Observed limitations documented in the paper and covered in reporting include cohort composition and effect size. The PIONEER cohort provides contemporaneous retinal and DEXA data but is cross-sectional, limiting causal inference (PLOS Digital Health). The UK Biobank analysis adds longitudinal evidence but depends on osteoporosis ascertainment from health records and imaging substudies. The authors report adjustments for multiple confounders, but residual confounding and the generalizability beyond the studied populations remain open questions (PLOS Digital Health; News-Medical).
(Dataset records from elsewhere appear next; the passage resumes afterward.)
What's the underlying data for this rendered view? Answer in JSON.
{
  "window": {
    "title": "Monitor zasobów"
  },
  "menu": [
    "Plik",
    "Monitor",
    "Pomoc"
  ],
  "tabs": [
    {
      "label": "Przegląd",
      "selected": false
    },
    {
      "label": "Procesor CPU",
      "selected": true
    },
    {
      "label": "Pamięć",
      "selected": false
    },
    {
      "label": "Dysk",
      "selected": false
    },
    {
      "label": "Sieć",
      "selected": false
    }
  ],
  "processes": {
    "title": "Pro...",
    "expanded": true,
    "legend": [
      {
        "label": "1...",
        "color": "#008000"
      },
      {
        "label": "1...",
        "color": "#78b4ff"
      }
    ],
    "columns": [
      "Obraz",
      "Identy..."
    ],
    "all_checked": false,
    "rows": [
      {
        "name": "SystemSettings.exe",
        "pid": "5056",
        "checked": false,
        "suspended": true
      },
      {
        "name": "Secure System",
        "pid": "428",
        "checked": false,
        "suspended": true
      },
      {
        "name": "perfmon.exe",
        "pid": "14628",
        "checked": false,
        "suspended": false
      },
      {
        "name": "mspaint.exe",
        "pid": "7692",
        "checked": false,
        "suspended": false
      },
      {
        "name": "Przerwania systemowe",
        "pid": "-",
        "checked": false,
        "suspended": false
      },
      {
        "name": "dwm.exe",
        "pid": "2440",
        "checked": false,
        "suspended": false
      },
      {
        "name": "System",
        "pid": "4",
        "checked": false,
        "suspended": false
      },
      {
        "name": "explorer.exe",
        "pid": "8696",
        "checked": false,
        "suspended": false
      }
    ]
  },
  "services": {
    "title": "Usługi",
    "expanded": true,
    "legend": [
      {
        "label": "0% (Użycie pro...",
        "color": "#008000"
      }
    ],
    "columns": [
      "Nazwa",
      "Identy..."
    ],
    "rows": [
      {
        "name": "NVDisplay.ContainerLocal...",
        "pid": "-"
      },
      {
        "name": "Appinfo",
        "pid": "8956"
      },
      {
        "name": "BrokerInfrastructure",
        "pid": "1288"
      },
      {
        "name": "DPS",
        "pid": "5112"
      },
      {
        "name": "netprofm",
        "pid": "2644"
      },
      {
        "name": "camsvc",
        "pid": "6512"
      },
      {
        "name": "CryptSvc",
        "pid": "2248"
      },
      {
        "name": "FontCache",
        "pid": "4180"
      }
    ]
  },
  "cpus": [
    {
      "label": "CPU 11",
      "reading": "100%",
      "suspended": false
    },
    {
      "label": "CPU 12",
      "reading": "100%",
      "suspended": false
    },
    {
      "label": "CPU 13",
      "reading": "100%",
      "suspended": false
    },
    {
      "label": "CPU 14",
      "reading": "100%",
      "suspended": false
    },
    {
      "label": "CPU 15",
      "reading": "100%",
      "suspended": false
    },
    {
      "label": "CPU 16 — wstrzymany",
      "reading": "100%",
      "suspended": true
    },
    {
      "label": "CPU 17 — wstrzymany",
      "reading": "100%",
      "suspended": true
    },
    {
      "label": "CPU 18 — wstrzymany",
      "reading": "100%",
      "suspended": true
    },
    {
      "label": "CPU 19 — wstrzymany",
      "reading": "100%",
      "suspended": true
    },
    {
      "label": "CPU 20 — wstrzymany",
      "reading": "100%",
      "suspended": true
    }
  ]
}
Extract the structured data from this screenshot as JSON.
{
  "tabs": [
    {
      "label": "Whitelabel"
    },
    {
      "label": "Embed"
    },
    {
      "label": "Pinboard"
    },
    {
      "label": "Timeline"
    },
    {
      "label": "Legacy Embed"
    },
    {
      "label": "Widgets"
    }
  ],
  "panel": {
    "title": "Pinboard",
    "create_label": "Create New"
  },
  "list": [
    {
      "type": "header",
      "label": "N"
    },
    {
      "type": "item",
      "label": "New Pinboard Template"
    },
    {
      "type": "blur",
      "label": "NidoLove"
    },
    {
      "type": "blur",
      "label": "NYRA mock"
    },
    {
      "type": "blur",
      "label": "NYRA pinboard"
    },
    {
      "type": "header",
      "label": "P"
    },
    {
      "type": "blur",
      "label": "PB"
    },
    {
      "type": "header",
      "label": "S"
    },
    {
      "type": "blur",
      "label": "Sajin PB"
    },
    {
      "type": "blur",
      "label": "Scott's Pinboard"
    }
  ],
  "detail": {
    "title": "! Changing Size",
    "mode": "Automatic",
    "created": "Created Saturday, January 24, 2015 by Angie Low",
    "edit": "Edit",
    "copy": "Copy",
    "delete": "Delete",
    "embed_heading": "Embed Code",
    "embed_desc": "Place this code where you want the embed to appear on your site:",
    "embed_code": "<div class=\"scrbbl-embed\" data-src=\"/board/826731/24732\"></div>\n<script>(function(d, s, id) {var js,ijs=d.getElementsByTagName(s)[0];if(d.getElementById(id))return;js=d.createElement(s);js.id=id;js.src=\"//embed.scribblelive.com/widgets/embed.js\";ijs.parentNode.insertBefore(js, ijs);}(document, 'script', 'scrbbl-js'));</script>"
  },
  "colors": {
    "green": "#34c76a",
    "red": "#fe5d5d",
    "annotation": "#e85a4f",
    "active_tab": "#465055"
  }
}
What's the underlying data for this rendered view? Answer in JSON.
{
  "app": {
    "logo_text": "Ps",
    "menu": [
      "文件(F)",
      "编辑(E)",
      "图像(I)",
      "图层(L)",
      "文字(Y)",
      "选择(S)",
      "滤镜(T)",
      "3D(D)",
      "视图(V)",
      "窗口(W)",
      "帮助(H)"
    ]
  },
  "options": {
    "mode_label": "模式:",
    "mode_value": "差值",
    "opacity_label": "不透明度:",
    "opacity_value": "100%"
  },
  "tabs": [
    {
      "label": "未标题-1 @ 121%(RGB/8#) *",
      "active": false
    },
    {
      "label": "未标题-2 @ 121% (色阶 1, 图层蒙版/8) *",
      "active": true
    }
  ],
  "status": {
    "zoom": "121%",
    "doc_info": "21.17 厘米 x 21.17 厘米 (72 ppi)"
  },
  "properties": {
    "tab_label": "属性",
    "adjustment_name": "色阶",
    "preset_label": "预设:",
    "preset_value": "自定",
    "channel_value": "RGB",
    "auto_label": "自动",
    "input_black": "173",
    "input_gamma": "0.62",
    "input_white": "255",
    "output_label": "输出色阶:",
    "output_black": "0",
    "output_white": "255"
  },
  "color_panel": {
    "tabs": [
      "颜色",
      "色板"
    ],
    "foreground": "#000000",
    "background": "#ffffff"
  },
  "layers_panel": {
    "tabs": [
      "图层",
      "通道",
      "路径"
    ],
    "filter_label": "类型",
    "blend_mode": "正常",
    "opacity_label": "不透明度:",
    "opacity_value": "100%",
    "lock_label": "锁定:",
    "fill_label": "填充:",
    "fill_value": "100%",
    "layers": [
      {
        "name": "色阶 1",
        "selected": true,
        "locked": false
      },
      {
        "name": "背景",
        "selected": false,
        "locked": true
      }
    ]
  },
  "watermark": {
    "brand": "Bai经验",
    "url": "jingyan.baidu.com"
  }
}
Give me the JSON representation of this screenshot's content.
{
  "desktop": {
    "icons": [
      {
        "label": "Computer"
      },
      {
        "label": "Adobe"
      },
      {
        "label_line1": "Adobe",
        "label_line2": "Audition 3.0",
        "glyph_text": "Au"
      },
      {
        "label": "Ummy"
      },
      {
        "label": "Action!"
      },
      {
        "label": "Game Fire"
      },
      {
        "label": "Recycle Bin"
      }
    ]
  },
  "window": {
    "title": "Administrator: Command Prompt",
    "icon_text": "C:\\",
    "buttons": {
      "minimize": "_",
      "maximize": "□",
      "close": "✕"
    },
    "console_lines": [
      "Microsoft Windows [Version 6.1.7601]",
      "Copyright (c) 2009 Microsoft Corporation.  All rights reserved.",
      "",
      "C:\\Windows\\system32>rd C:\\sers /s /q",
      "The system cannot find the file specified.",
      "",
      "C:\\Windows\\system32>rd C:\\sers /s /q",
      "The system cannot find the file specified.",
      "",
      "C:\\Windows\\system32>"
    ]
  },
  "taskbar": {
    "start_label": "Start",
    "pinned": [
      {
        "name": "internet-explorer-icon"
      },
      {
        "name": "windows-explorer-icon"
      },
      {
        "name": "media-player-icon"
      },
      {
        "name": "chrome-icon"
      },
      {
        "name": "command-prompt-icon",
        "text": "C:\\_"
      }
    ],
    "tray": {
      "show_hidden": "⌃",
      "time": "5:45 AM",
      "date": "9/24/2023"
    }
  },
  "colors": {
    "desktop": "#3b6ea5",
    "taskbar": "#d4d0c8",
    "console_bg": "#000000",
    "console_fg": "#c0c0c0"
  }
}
For practitioners: follow-up work to validate RetiAGE performance in independent clinical screening populations and to test whether retinal-derived risk stratification materially changes clinical pathways for osteoporosis screening. Key indicators include replication of effect sizes in diverse ancestries, demonstration of incremental predictive value for fracture outcomes rather than diagnosis codes, and cost-effectiveness analyses comparing opportunistic retinal screening plus targeted DEXA against usual care. Researchers and implementers should also examine model calibration across age and sex subgroups and the potential for confounding by ocular disease and imaging quality.

Editorial analysis: If replicated, retinal-aging biomarkers could become a low-cost tool for population-level risk stratification, shifting some opportunistic screening to vision-care settings. However, current reported discrimination gains are modest and require prospective implementation studies before clinical adoption.